Die Tugendhaftigkeit der Menschen zu fördern, ist als eine der höchsten Aufgaben des Staates wohl reichlich aus den Augen verloren worden. ln einem gesellschaftlich und weltanschaulich äußerst pluralistischen Staat wird der Staat selbst nicht Generalquelle einer ethischen Grundhaltung mit einer einheitlichen Tugendformel sein können. Er würde damit eher das Gegenteil erreichen. Wohl aber muss sich der Staat um die Quellen einer ethischen Grundhaltung kümmern,
sie identifizieren und fördern.

Als gemeinsamer Nenner aller „Ethiken“ kann Kants kategorischer Imperativ den jungen Menschen gar nicht oft genug vermittelt werden: „Handle nur nach derjenigen Maxime, durch die du zugleich wollen kannst, dass sie ein allgemeines Gesetz werde.“ Allerdings kann diese nur ein Ausgangspunkt für ein friedliches Ringen darum sein, was dies denn im Einzelnen bedeutet.

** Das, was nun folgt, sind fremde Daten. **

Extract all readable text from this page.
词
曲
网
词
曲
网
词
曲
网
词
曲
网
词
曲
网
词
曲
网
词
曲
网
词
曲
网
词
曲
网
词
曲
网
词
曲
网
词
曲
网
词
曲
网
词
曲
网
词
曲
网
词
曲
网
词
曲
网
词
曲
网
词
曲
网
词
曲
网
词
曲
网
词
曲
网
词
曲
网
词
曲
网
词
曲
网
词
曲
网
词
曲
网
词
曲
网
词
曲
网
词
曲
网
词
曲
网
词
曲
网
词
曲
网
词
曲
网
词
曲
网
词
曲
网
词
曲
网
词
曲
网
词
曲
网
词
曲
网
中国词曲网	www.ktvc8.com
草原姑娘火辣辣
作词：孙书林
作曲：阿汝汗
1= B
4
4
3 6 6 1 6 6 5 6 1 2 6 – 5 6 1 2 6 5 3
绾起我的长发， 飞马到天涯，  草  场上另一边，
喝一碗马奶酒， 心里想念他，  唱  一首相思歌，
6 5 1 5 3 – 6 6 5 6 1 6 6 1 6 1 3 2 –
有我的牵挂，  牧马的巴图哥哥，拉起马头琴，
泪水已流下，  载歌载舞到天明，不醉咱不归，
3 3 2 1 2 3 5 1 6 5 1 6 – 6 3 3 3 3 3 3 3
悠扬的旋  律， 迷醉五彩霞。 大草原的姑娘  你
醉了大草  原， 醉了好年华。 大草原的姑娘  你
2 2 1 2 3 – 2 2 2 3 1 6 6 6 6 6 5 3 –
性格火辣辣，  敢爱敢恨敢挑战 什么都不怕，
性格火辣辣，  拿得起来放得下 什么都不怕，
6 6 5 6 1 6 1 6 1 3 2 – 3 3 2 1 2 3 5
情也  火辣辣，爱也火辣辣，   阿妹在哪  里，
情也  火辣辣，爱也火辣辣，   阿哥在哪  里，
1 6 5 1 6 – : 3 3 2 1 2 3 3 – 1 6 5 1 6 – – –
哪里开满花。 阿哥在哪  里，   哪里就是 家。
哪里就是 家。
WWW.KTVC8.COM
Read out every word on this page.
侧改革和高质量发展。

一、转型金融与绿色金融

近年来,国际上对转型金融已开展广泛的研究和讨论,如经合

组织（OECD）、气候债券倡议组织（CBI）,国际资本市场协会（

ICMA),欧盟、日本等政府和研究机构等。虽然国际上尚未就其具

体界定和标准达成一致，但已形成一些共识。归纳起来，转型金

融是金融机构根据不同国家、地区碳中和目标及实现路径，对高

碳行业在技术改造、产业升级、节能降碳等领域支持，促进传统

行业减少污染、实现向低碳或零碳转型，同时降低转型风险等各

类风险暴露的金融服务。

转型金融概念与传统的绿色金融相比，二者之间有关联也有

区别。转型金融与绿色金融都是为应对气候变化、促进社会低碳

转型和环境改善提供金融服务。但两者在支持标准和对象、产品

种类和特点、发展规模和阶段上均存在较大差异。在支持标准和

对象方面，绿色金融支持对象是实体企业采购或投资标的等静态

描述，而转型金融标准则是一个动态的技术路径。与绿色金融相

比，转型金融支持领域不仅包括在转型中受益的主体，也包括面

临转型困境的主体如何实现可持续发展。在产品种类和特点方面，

Das geschieht ja seit fast unvordenklicher Zeit in der Förderung der Keimzellen gesellschaftlicher Tugenden, von der Familie über die Glaubensgemeinschaften bis zum Sportverein. Die Zunahme an Hass und Gewalt ist freilich Anlass, in diese Quellen gesellschaftlicher Tugenden noch sehr viel massiver zu investieren. Das bedeutet durchaus auch eine Zuweisung von Ressourcen in diese Aufgabe.

Zur unmittelbaren Pflicht des Staates gehört freilich diejenige, seine Bürger vor Hassgewalt zu schützen. Die Achtung nicht nur hasserflillter Gewalttaten, sondern auch der Vorstufen, nämlich der Verhetzung der Menschen, muss in der strafrechtlichen (tatbestandliche) Erfassung solcher Taten wie in einer harten Bestrafung deutlich werden.

Allerdings zeigt eine Verrohung der Sitten auch im Wirtschaftsleben, dass eine strafrechtspolitische Wende überfällig ist und nicht alleine Polizei und Gerichte für das bisherige Versagen in Abwehr von Hass und hassbedingten Gewalttaten verantwortlich gemacht werden können.

Unser Staat wird strenger werden müssen. Das darf in diesen Zeiten nicht länger eine Forderung der Konservativen sein. Und barmherziger zugleich.
Das Anwachsen von Hass und Hassgewalt steht offensichtlich im engen Zusammenhang mit der Globalisierung, mit existenziellen globalen Gefahren wie Bevölkerungsexplosion und Klimakatastrophe sowie mit den negativen Potenzialen der neuen Massenkommunikation. Nebst allem, was wir an präventiven oder regulativen Maßnahmen des Staates erwarten dürfen, brauchen wir eine miteinander kommunizierende Gesellschaft, national wie europäisch und global, ein liebevolleres Miteinander auf Erden.